The United States has long supported Turkey's efforts to become a member of the EU which have made slow progress in the last four years.

Turkey is regarded in Washington as a key US ally and is already a member of NATO, although relations did cool during the presidency of George W. Bush when the United States invaded neighbouring Iraq.

Obama's trip to Turkey, his first as president to a mainly Muslim country, is seen as part of an effort to lock it into the Western camp after fears that it might be slipping away.

However a number of EU countries, most notably France, have been outspoken in their opposition to Turkey's membership of their organisation, worried about the cost of absorbing such a large and relatively poor country.

"I have been working hand in hand with President Obama but when it comes to the European Union it's up to member states of the European Union to decide" on membership, Sarkozy told a French television interview from Prague.

"I have always been opposed to this entry and I remain opposed," he said.

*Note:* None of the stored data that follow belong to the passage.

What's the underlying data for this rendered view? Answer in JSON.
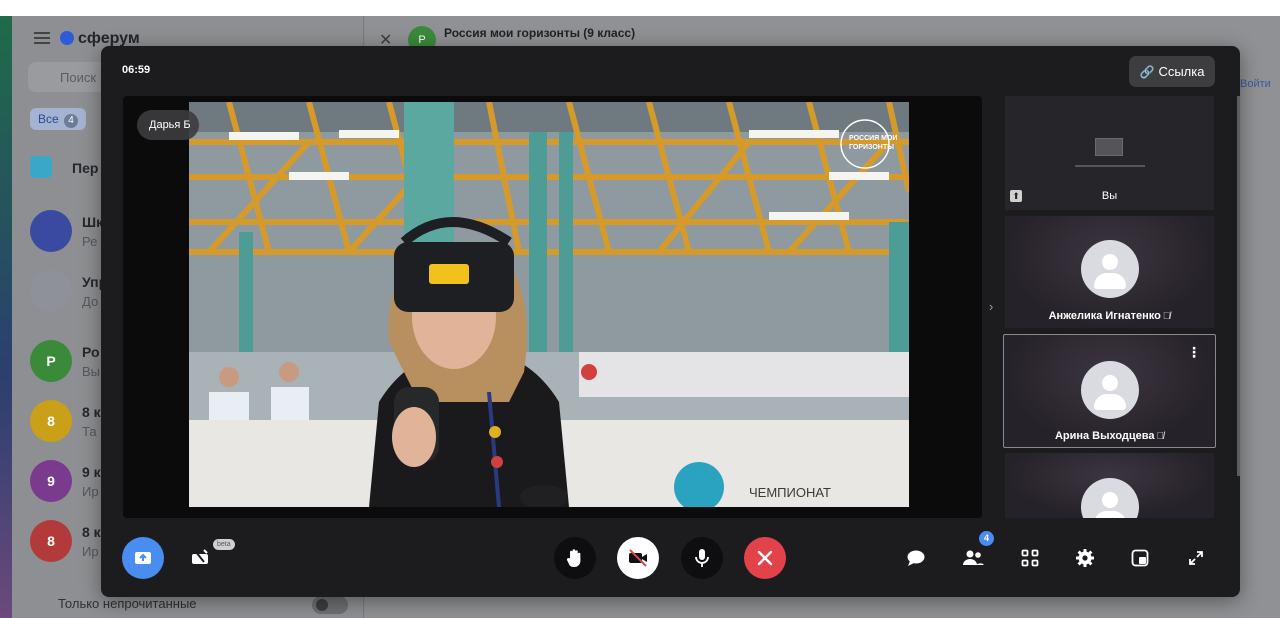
{
  "background": {
    "brand": "сферум",
    "search_placeholder": "Поиск",
    "filter_chip": {
      "label": "Все",
      "count": "4"
    },
    "chats": [
      {
        "initial": "",
        "name": "Шк",
        "sub": "Ре",
        "color": "#3a4aa0"
      },
      {
        "initial": "",
        "name": "Упр",
        "sub": "До",
        "color": "#8e9198"
      },
      {
        "initial": "Р",
        "name": "Ро",
        "sub": "Вы",
        "color": "#3b8a3a"
      },
      {
        "initial": "8",
        "name": "8 к",
        "sub": "Та",
        "color": "#c9a018"
      },
      {
        "initial": "9",
        "name": "9 к",
        "sub": "Ир",
        "color": "#7a3a8e"
      },
      {
        "initial": "8",
        "name": "8 к",
        "sub": "Ир",
        "color": "#b23a3a"
      }
    ],
    "section_label": "Пер",
    "unread_toggle_label": "Только непрочитанные",
    "chat_header": {
      "avatar_initial": "Р",
      "title": "Россия мои горизонты (9 класс)",
      "subtitle": ""
    },
    "chat_action": "Войти"
  },
  "call": {
    "timer": "06:59",
    "link_button": "Ссылка",
    "speaker_name": "Дарья Б",
    "video_logo_text": "РОССИЯ МОИ ГОРИЗОНТЫ",
    "video_sign_text": "ЧЕМПИОНАТ",
    "self_label": "Вы",
    "participants": [
      {
        "name": "Анжелика Игнатенко",
        "muted": true
      },
      {
        "name": "Арина Выходцева",
        "muted": true
      },
      {
        "name": "",
        "muted": false
      }
    ],
    "beta_label": "beta",
    "participants_count": "4",
    "icons": {
      "share_screen": "share-screen-icon",
      "effects": "effects-icon",
      "raise_hand": "hand-icon",
      "camera_off": "camera-off-icon",
      "mic": "mic-icon",
      "end_call": "end-call-icon",
      "chat": "chat-icon",
      "participants": "participants-icon",
      "grid": "grid-icon",
      "settings": "gear-icon",
      "layout": "layout-icon",
      "fullscreen": "fullscreen-icon"
    },
    "colors": {
      "accent": "#4a8df0",
      "danger": "#e2424a"
    }
  }
}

While less outspoken than Sarkozy, German Chancellor Angela Merkel also poured cold water on Obama's support for Turkey's EU ambitions, insisting that the issue remains an open question.

"I believe that a close link between the Muslim world and in particular with Turkey is interesting for us all," she said.

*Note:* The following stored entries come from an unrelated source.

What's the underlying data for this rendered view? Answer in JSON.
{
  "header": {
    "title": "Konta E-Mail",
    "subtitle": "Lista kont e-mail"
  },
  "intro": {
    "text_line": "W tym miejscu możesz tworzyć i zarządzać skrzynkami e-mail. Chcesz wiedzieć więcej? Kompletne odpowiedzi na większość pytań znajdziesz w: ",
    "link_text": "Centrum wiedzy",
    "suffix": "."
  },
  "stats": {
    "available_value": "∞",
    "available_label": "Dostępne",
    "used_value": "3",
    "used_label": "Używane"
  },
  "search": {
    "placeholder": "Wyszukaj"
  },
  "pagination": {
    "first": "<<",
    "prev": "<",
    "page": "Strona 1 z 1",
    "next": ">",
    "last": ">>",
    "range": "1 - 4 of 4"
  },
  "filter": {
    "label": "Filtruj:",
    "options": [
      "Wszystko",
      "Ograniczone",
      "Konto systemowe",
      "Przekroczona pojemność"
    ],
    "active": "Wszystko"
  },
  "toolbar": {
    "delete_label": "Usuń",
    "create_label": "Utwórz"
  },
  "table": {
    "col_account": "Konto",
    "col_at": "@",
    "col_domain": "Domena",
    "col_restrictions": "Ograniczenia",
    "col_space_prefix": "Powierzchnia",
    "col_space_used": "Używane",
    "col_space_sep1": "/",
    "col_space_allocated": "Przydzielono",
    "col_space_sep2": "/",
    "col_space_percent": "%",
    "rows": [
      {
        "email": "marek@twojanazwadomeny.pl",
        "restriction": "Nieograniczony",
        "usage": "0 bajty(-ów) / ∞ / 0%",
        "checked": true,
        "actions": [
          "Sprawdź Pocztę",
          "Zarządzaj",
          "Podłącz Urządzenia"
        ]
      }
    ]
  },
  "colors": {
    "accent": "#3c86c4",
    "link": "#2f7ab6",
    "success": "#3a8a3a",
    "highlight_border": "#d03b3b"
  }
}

"In what manner and which way that occurs, whether as a privileged partnership or a full (EU) member state, we're still talking about that," she told reporters.

Turkey began accession talks in 2005, but less than a third of the 35 policy areas that candidates must successfully negotiate have been opened, amid a trade row over Cyprus, which it does not recognise.

European Commission chief Jose Manuel Barroso welcomed Obama's comments and said the goal of Turkish membership remained in place.

"We have started a process of negotiations with Turkey for membership of the European Union and that was a unanimous decision of the European Union, all the 27 member states," he said at a news conference at the end of the summit.

"Of course we have to go on with the negotiations and at the end, we have to see if Turkey is ready to join and if the European Union is ready to integrate Turkey.

"That has been clear and consistent position of the European Commission and therefore I very much welcome the comments of President Obama."

Turkish Prime Minister Recep Tayyip Erdogan reiterated his country's desire to join the bloc when he visited Brussels in January.

Speaking last week, EU Enlargement Commissioner Olli Rehn called on Turkey to renew its focus on reforms linked to its EU aspirations.

"It is important to underline that the main fuel of the accession process remains the reforms in Turkey. The pace of negotiations depends on the pace and intensity of the reforms in your country," he stressed, mentioning in particular the need to adopt new laws on the protection of workers.